Heat and Ice Therapies — Done Properly — Enhance Recovery
Generally, heat is for muscles and ice is for injuries. The two treatments are simple ones that, when used correctly, help you manage both your pain and your recovery. Using these treatments wrong can aggravate injured areas.
Heat can effectively relieve pain after the acute phase of an injury has passed, which is usually after 48-72 hours.
When applied to an injury, heat increases blood flow, decreases muscle spasms, increases elasticity and flexibility, decreases stiffness and relieves pain. It’s a great way to get your body warmed up and prepared to accept the exercise or stretching you’ll do.
Be sure to follow the manufacturer’s instructions when using a hot pack. You should use the hot pack cover or towel between the pack and skin, and heat for 10-20 minutes.
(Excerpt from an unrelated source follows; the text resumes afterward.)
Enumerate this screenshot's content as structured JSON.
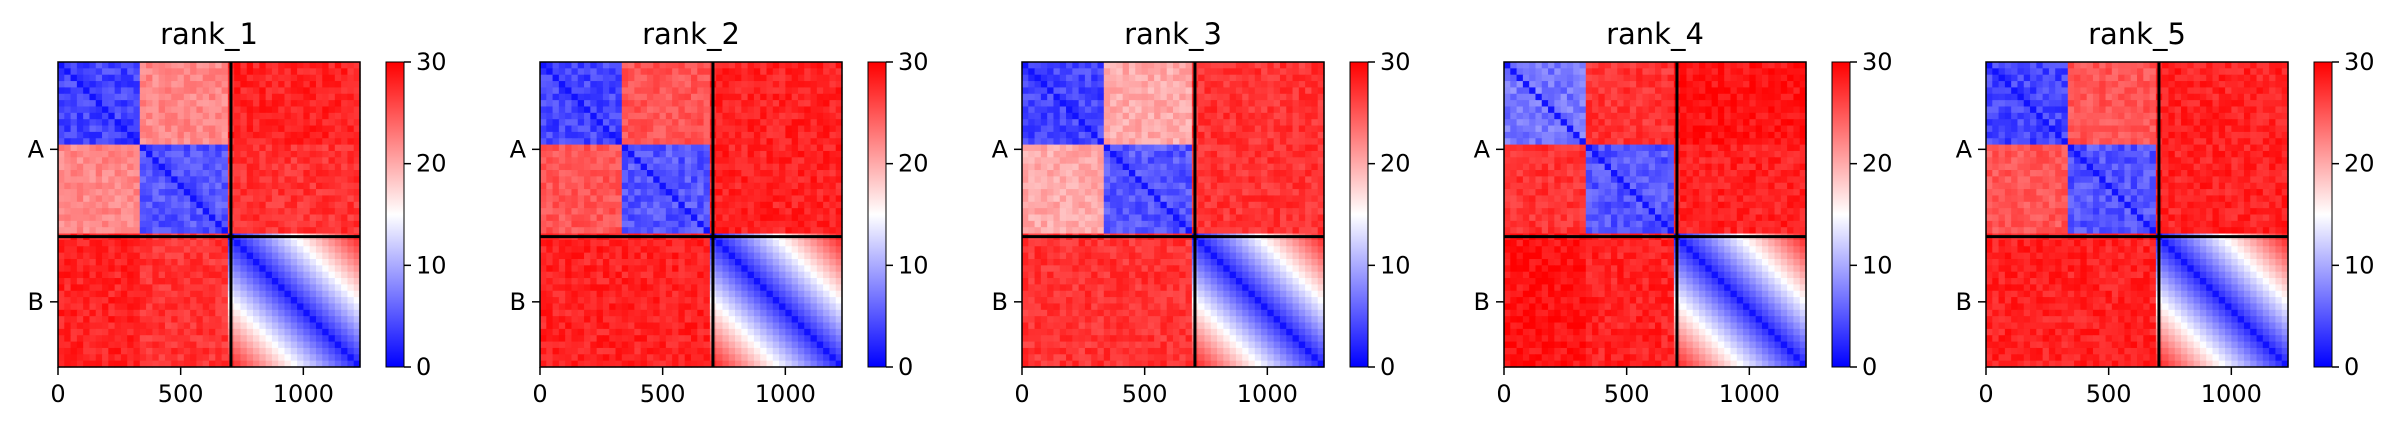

If you feel a burning sensation, take the pack off immediately and add more layers between it and you.
If an area is red, swollen or inflamed, or if an injury as just occurred, ice cools it down and helps prevent inflammation.
While inflammation is a normal, natural response to an injury, it’s also painful. Icing helps keep it in check.
Applied after exercising or playing sports, ice helps cool down and calm muscles to prevent inflammation, and reduces muscle spasms.
Ice is also an excellent treatment for chronic injuries, especially after prolonged use or exercising.
For proper icing, position yourself comfortably and elevate the part of the body you’re icing above your heart to decrease swelling.
Use a thin layer of cloth — like a pillowcase or towel — between you and the ice pack.
Leave the ice pack on for 10-20 minutes. Do not exceed 20 minutes.
Heat and ice are simple, inexpensive and worthwhile treatments that will ease your pain and maximize your recovery when used properly. If not done properly, heat can make inflammation worse and ice can make muscle spasms worse.
Be sure to talk with your therapist about which treatment is right for you.